The Potomac, Maryland, resident said he was a supporter of the two-state solution, but insisted — a la Prime Minister Benjamin Netanyahu — that any Palestinian state would need to be demilitarized.
“We can’t have a militarized Palestinian state,” he said. “That’s not going to work. Think about the approach to Ben Gurion Airport. [Planes flying in and out of it are] coming right over the West Bank most of the time. That can’t work if they’re allowed to have rocket launchers and a military.”
He said he disagreed with US President Donald Trump’s decision to move the US embassy to Jerusalem under the circumstances he did, but not necessarily to formally recognize the holy city as Israel’s capital.
“We shouldn’t have moved the embassy to Jerusalem at this particular time,” he said. “Israel has a right to decide where their capital is, their capital has always been Jerusalem. And that’s fine, but this was not the time to throw fuel on the fire and move the embassy.”
The Trump administration announced last month it would open its new embassy in May, to coincide with the 70th anniversary of Israel’s birth, which Palestinians took to be a provocation.
Trone diverged from the last Democratic president, Barack Obama, who put pressure on Israel to roll back its building of West Bank settlements, ultimately culminating in his allowing a UN Security Council resolution condemning the enterprise to pass.
Other presidents, including Republicans Ronald Reagan, George H.W. Bush and George W. Bush pushed Israel as well not to expand its presence in the West Bank.

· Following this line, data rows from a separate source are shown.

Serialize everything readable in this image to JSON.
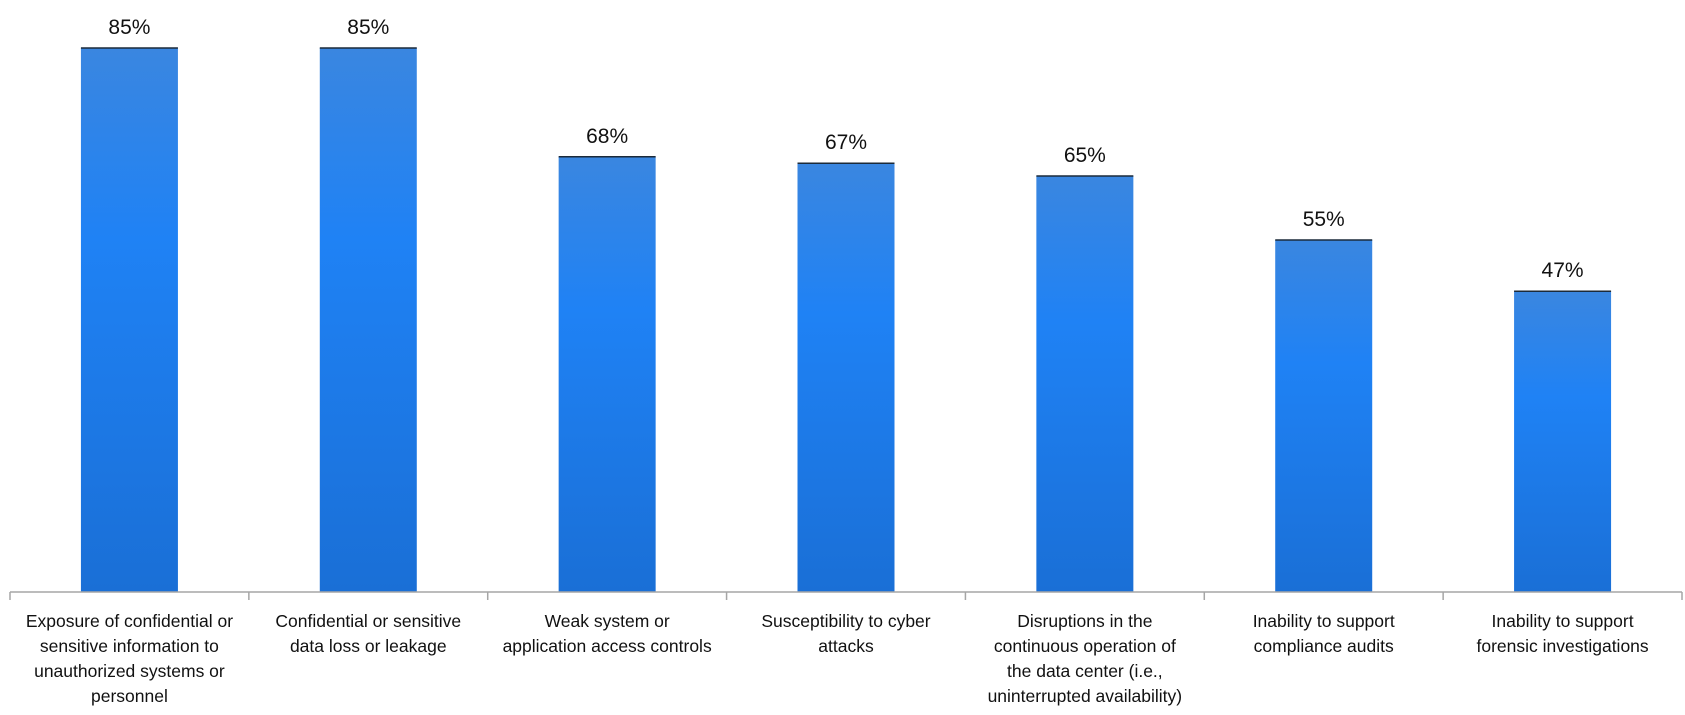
{
  "chart_data": {
    "type": "bar",
    "categories": [
      "Exposure of confidential or sensitive information to unauthorized systems or personnel",
      "Confidential or sensitive data loss or leakage",
      "Weak system or application access controls",
      "Susceptibility to cyber attacks",
      "Disruptions in the continuous operation of the data center (i.e., uninterrupted availability)",
      "Inability to support compliance audits",
      "Inability to support forensic investigations"
    ],
    "category_lines": [
      [
        "Exposure of confidential or",
        "sensitive information to",
        "unauthorized systems or",
        "personnel"
      ],
      [
        "Confidential or sensitive",
        "data loss or leakage"
      ],
      [
        "Weak system or",
        "application access controls"
      ],
      [
        "Susceptibility to cyber",
        "attacks"
      ],
      [
        "Disruptions in the",
        "continuous operation of",
        "the data center (i.e.,",
        "uninterrupted availability)"
      ],
      [
        "Inability to support",
        "compliance audits"
      ],
      [
        "Inability to support",
        "forensic investigations"
      ]
    ],
    "values": [
      85,
      85,
      68,
      67,
      65,
      55,
      47
    ],
    "value_labels": [
      "85%",
      "85%",
      "68%",
      "67%",
      "65%",
      "55%",
      "47%"
    ],
    "ylim": [
      0,
      85
    ],
    "grid": false,
    "legend": "none",
    "colors": {
      "bar_top": "#3a86e0",
      "bar_mid": "#1f82f5",
      "bar_bottom": "#1a6fd6",
      "axis": "#a6a6a6",
      "text": "#111111"
    }
  }
}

“You don’t tell somebody else how to conduct their marriage,” Trone said.
“We can’t dictate to Israel how they have to run their country,” he continued. “And they don’t dictate to us how they run our country. I think that’s wrong. I think us telling them whether they can build settlements or not — that’s not our business.”
Trone also expressed disapproval of the 2015 Iran nuclear deal the Obama administration negotiated with world powers and Iran. “I would have voted against the deal,” he said.
While he claimed he would now vote for a measure to amend the deal, as the Trump administration is demanding, he said it was imperative not to abrogate the accord outright.
“Now that it’s been made, we have to keep it and strengthen it,” he said. He expressed a desire to include into the agreement a ban on ballistic missile testing, increased access to Iran’s military sites and a removal of the deal’s sunset provisions, which allow certain restrictions to expire.
“We don’t want to kill the deal. The deal is the best thing we have now,” he said. “It’s not a good deal, but we got it. So we have to make it stronger. We don’t want to throw it in the trash, because we’ve lost all of our leverage. The Europeans aren’t going to be with us. They’re working to do business and they’ve gone their own route.”
The business of politics
While in Israel, Trone also pursued some business interests, including visits to Israeli wineries whose products he sells in his stores. He said Total Wine buys 7,000 cases of wine from Israel each year for his nearly 175 stores, including from Barkan and Psagot wineries.
He is also working on importing Goldstar and Maccabee beer. They will test those in their top 30-40 stores, he said, starting in the next five to six months.
But he’s hoping to soon move on from the business of selling wine to that of passing laws. “I don’t need a job,” referring to his wealth. “I’ve had a great job at Total Wine and More.”
And while he’s spent a career hiring thousands to work at his stores, he now has to convince a plurality of Maryland’s Sixth District to hire him.